Hizbullah’ın siyasi kanadı Hüda Par AK Parti listelerinden dört milletvekilini TBMM’ye soktu.

Bu isimlerden Hüda Par Genel Başkanı Zekeriya Yapıcıoğlu’nun Hizbullah davalarında avukatlık yaptığı biliniyor. Yapıcıoğlu, TV programlarında, Hizbullah’ın terör örgütü olmadığını savunuyor. Diğer üç Hüda Par’lı milletvekili  de liderlerinden farklı düşünmüyor.

Oysa Yapıcıoğlu’nun avukatlık yapığı 2004/256 sayılı Hizbullah Batman-Adana Davası’nın 800 sayfalık gerekçeli kararı, insanlık suçları işlemiş dinci bir terör örgütünün varlığını ortaya koyuyor.

Gerekçeli kararda Hizbullah 12 başlık altında değerlendiriliyor.

Karardan bire bir alıntılayarak aktartıyorum.

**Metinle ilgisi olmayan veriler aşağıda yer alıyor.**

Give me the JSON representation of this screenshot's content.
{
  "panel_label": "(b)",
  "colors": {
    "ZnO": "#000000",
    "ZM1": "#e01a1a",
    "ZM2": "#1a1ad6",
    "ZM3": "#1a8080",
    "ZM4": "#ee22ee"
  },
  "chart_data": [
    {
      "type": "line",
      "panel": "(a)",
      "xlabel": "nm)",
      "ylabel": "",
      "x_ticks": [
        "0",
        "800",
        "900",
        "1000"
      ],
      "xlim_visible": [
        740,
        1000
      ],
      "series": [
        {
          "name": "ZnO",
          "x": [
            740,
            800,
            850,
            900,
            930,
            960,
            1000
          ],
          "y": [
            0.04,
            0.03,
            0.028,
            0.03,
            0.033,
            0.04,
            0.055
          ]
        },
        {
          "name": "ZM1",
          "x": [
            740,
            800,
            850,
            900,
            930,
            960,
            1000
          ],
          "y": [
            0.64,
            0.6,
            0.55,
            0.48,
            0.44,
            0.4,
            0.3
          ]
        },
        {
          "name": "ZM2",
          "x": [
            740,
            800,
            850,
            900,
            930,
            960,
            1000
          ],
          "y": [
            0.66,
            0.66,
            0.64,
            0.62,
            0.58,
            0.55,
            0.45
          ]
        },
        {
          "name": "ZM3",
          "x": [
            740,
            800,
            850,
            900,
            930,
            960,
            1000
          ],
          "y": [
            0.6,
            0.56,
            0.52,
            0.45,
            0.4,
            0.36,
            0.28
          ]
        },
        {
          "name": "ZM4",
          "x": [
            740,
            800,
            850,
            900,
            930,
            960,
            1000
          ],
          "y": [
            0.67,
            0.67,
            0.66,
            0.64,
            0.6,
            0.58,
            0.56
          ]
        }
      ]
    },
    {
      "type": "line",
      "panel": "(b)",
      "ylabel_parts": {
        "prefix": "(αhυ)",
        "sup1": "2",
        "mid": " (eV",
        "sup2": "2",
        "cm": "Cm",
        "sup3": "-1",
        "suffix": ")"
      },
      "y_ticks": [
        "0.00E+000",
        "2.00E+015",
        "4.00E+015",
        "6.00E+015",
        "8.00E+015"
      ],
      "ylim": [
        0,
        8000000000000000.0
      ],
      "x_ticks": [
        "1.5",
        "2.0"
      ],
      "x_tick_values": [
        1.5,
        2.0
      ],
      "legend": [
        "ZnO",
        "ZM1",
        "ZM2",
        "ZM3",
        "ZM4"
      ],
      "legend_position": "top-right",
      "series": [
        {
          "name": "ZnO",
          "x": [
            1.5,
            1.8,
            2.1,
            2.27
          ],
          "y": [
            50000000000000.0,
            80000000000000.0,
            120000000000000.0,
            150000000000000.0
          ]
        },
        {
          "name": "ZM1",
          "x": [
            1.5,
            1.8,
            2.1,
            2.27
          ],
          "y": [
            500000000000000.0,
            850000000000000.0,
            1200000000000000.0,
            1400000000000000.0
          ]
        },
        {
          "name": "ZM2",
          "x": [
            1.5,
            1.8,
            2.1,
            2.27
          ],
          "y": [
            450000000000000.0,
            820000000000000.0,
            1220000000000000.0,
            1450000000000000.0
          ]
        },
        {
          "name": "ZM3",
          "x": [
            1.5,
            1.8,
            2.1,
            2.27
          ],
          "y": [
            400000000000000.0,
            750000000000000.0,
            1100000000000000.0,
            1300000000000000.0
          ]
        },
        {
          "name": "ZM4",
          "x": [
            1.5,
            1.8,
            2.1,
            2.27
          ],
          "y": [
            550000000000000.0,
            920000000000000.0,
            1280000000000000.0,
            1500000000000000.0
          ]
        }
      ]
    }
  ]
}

Kavram Olarak Hizbullah: Hizbullah, Allah’ın partisi olarak ifade edilmektedir. Örgüt mensupları kendilerini Allah’ın askeri olarak tanımlamakta ve gerçek insanlar olarak görmektedir. Kendileriyle aynı görüşte olmayan Müslümanları öldürülmesi gereken kafirler olarak sınıflandırıp aforoz etmişlerdir. Örgüt mensuplarına göre Hizbullah, ideolojisi şeriat olan bir cemaat yapılanmasıdır. Hilafet’in geri getirilmesi için çalışır.

Örgütün Kuruluşu ve Yurtdışında Eğitim: Örgüt kurucuları yaşadışı yollardan İran’a geçmişlerdir. İranlı yetkililer tarafından karşılanan örgüt mensupları Tahran’da villaya yerleştirilmişlerdir. Cemaatleşme, itaat, sır saklama, takip gibi siyasi; silah kullanımı ve atış yapma askeri eğitimler almışlardır.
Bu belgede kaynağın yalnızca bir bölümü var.